Table 1 Printing error calculated as difference between 3D virtual and 3D printed model

Protocol for the evaluation of the sterilisation process

There are different methods to verify a component sterility according to the type of the product to be tested; according to Bugno et al. [23], we followed the protocol described by USP [26] which foresees the immersion of the scaffolds into SCDM for 14 days and incubated at 26 °C and 37 °C.

The medium in which the scaffolds printed with 90%PCL-10%HA pellets that did not undergo the sterilisation process described in Sect. 2.3.2 where immersed, showed turbidity already after one and a half day of culture highlighting a growth of microorganisms (Fig. 9a). After 14 days, three out of six non-sterile scaffolds showed turbidity due to aerobic microbial growth. Meanwhile, the medium containing scaffolds printed with 90%PCL-10%HA pellets that underwent to proposed process did not show turbidity throughout the incubation period, so no evidence of aerobic microbial growth was found. The quantitative proofs of microbial growth inhibition through colony counting technique showed the presence of microorganism’s growth for scaffolds printed with non-sterilised pellet (Fig. 9b), confirming the effectiveness of the proposed sterilisation methods.

Fig. 9
figure 9

a) On day 14, the SCDM does not show turbidity for both the control samples and the scaffolds printed with the pellet that underwent the proposed sterilisation process; on the other hand, the medium in which the scaffolds printed without the sterilisation process were immersed, shows both turbidity and the presence of microorganism’s growth (highlighted by the red arrow). b) Quantitative proofs of microbial growth inhibition through colony counting technique showed the presence of microorganism’s growth for scaffolds printed with non-sterilised pellet. c) Different traditional sterilisation techniques we performed before reaching proposed process. Green indicated successful and orange indicates non successful. None of them were suitable both in terms of integrity of the scaffold structure and cell adhesion with human Adipose Stem Cells (hASC)
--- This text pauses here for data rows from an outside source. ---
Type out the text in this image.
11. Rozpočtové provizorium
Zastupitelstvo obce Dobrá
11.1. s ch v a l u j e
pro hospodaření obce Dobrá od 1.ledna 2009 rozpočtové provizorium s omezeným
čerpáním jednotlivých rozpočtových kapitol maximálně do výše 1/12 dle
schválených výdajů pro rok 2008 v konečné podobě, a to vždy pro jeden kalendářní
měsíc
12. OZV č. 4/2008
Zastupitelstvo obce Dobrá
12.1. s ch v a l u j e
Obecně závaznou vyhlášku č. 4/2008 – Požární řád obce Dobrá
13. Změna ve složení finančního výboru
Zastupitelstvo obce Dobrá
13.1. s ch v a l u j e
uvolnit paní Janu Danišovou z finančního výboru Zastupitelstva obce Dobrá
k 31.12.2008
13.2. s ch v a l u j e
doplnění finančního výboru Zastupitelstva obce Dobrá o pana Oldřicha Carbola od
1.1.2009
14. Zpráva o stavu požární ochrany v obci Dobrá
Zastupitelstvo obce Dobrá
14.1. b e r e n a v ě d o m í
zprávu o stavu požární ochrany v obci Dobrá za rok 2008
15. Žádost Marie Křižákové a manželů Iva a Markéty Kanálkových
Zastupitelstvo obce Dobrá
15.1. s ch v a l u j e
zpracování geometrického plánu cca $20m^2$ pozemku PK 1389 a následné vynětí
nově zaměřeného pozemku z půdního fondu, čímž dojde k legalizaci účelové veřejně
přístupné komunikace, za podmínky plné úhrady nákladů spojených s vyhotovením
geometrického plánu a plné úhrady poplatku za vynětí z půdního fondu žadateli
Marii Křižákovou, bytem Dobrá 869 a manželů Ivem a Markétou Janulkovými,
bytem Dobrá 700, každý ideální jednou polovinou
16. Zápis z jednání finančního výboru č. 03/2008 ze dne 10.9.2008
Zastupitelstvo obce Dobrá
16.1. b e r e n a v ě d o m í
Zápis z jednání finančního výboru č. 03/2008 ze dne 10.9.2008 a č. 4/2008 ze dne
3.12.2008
In this case, the inactivation of microorganisms is due to the high temperatures, as the process in autoclave modality, while the UV light allows to ensure sterility of the printing area [32].
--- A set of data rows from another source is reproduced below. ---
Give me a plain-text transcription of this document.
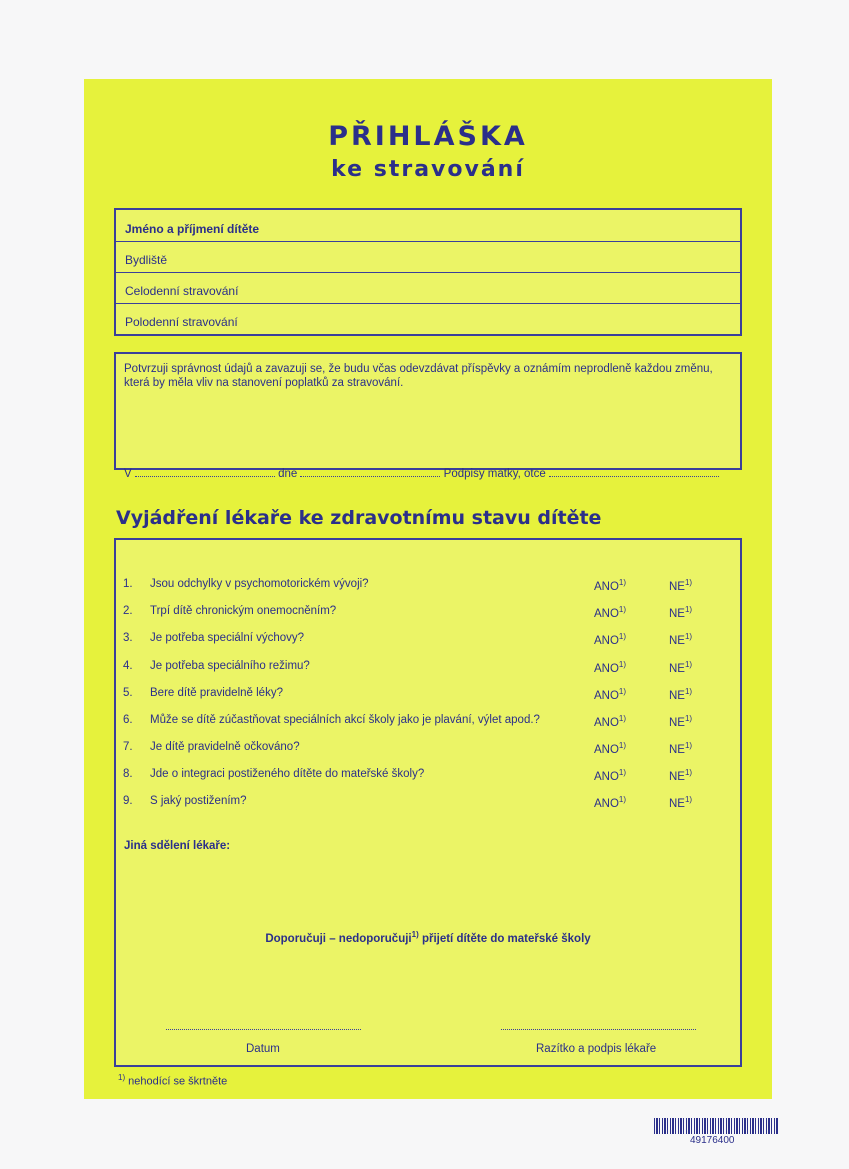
PŘIHLÁŠKA
ke stravování
Jméno a příjmení dítěte
Bydliště
Celodenní stravování
Polodenní stravování
Potvrzuji správnost údajů a zavazuji se, že budu včas odevzdávat příspěvky a oznámím neprodleně každou změnu, která by měla vliv na stanovení poplatků za stravování.
V	dne	Podpisy matky, otce
Vyjádření lékaře ke zdravotnímu stavu dítěte
1. Jsou odchylky v psychomotorickém vývoji?	ANO$^{1)}$	NE$^{1)}$
2. Trpí dítě chronickým onemocněním?	ANO$^{1)}$	NE$^{1)}$
3. Je potřeba speciální výchovy?	ANO$^{1)}$	NE$^{1)}$
4. Je potřeba speciálního režimu?	ANO$^{1)}$	NE$^{1)}$
5. Bere dítě pravidelně léky?	ANO$^{1)}$	NE$^{1)}$
6. Může se dítě zúčastňovat speciálních akcí školy jako je plavání, výlet apod.?	ANO$^{1)}$	NE$^{1)}$
7. Je dítě pravidelně očkováno?	ANO$^{1)}$	NE$^{1)}$
8. Jde o integraci postiženého dítěte do mateřské školy?	ANO$^{1)}$	NE$^{1)}$
9. S jaký postižením?	ANO$^{1)}$	NE$^{1)}$
Jiná sdělení lékaře:
Doporučuji – nedoporučuji$^{1)}$ přijetí dítěte do mateřské školy
Datum	Razítko a podpis lékaře
$^{1)}$ nehodící se škrtněte
49176400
The assessed protocol for the pellet sterilisation, which consist in heating the material at 120 °C for 30 min before printing is effective, enables us to print the composite in sterile conditions allowing us to obtain a sterile printed product ready to be used for 3D in vitro cell culture without any treatment after printing. Before reaching this process, we performed different sterilisation techniques that are generally used in literature [24] but none of them were suitable both in terms of integrity of the scaffold structure and cell adhesion with human Adipose Stem Cells (Fig. 9c).
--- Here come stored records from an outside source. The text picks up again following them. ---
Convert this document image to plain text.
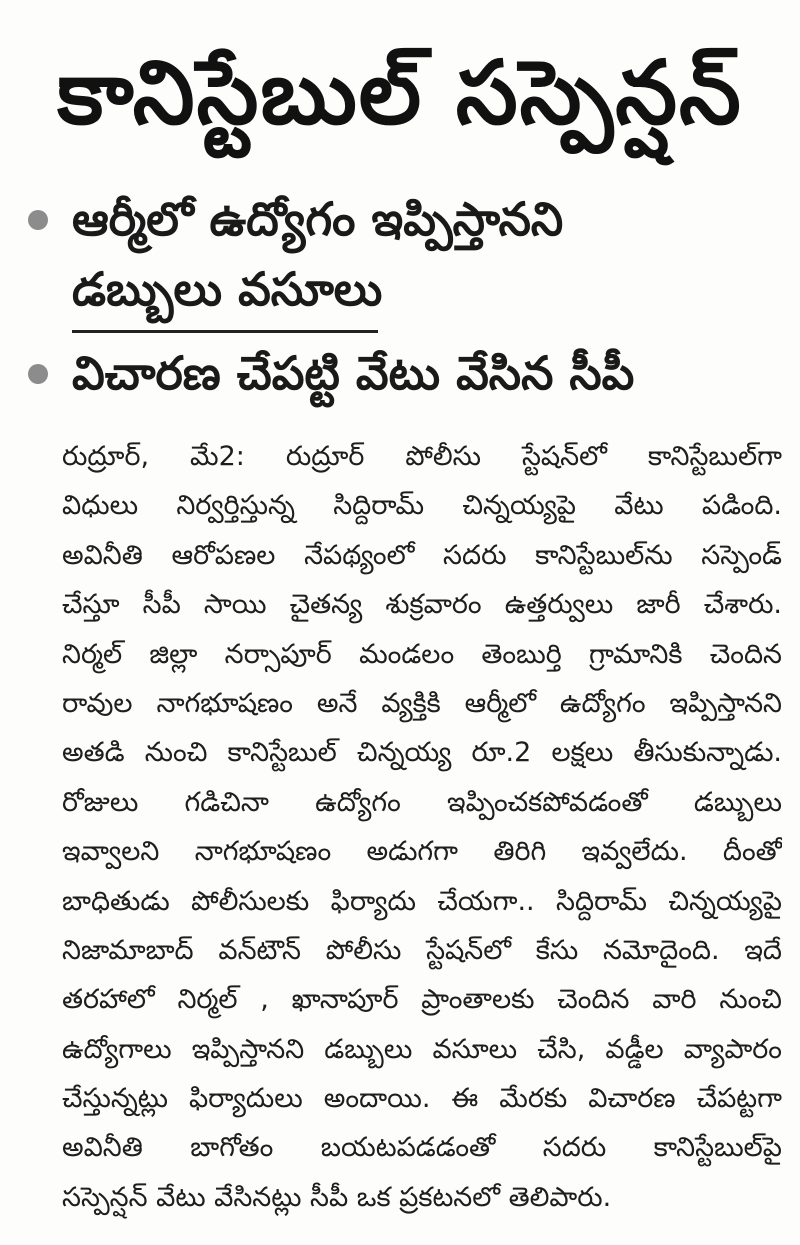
కానిస్టేబుల్ సస్పెన్షన్
ఆర్మీలో ఉద్యోగం ఇప్పిస్తానని
డబ్బులు వసూలు
విచారణ చేపట్టి వేటు వేసిన సీపీ
రుద్రూర్, మే2: రుద్రూర్ పోలీసు స్టేషన్‌లో కానిస్టేబుల్‌గా
విధులు నిర్వర్తిస్తున్న సిద్దిరామ్ చిన్నయ్యపై వేటు పడింది.
అవినీతి ఆరోపణల నేపథ్యంలో సదరు కానిస్టేబుల్‌ను సస్పెండ్
చేస్తూ సీపీ సాయి చైతన్య శుక్రవారం ఉత్తర్వులు జారీ చేశారు.
నిర్మల్ జిల్లా నర్సాపూర్ మండలం తెంబుర్తి గ్రామానికి చెందిన
రావుల నాగభూషణం అనే వ్యక్తికి ఆర్మీలో ఉద్యోగం ఇప్పిస్తానని
అతడి నుంచి కానిస్టేబుల్ చిన్నయ్య రూ.2 లక్షలు తీసుకున్నాడు.
రోజులు గడిచినా ఉద్యోగం ఇప్పించకపోవడంతో డబ్బులు
ఇవ్వాలని నాగభూషణం అడుగగా తిరిగి ఇవ్వలేదు. దీంతో
బాధితుడు పోలీసులకు ఫిర్యాదు చేయగా.. సిద్దిరామ్ చిన్నయ్యపై
నిజామాబాద్ వన్‌టౌన్ పోలీసు స్టేషన్‌లో కేసు నమోదైంది. ఇదే
తరహాలో నిర్మల్ , ఖానాపూర్ ప్రాంతాలకు చెందిన వారి నుంచి
ఉద్యోగాలు ఇప్పిస్తానని డబ్బులు వసూలు చేసి, వడ్డీల వ్యాపారం
చేస్తున్నట్లు ఫిర్యాదులు అందాయి. ఈ మేరకు విచారణ చేపట్టగా
అవినీతి బాగోతం బయటపడడంతో సదరు కానిస్టేబుల్‌పై
సస్పెన్షన్ వేటు వేసినట్లు సీపీ ఒక ప్రకటనలో తెలిపారు.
As a future development of the present work, we propose to analyse whether the temperature and duration of the treatment can affect sterilisation.

Conclusion

We 3D printed a 90%PCL-10%HA sterile composite using a pneumatic extrusion-based bioprinter and we set up a framework able to assess the printing performance and the sterility degree of the 3D printed scaffolds. The use of the 3D printer according to the proposed protocol allows us to obtain sterile finished scaffolds ready to be seeded with cells and used for TE applications. Furthermore, the methodology used to sterilise PCL-HA pellets does not affect thermal properties. The proposed methodology has the advantage to be simple to be applied without the need of specific instrumentation beside the 3D printer and a UV source, if not already available inside the bioprinter and it can be easily extended to other thermo-plastic materials employed in TE field.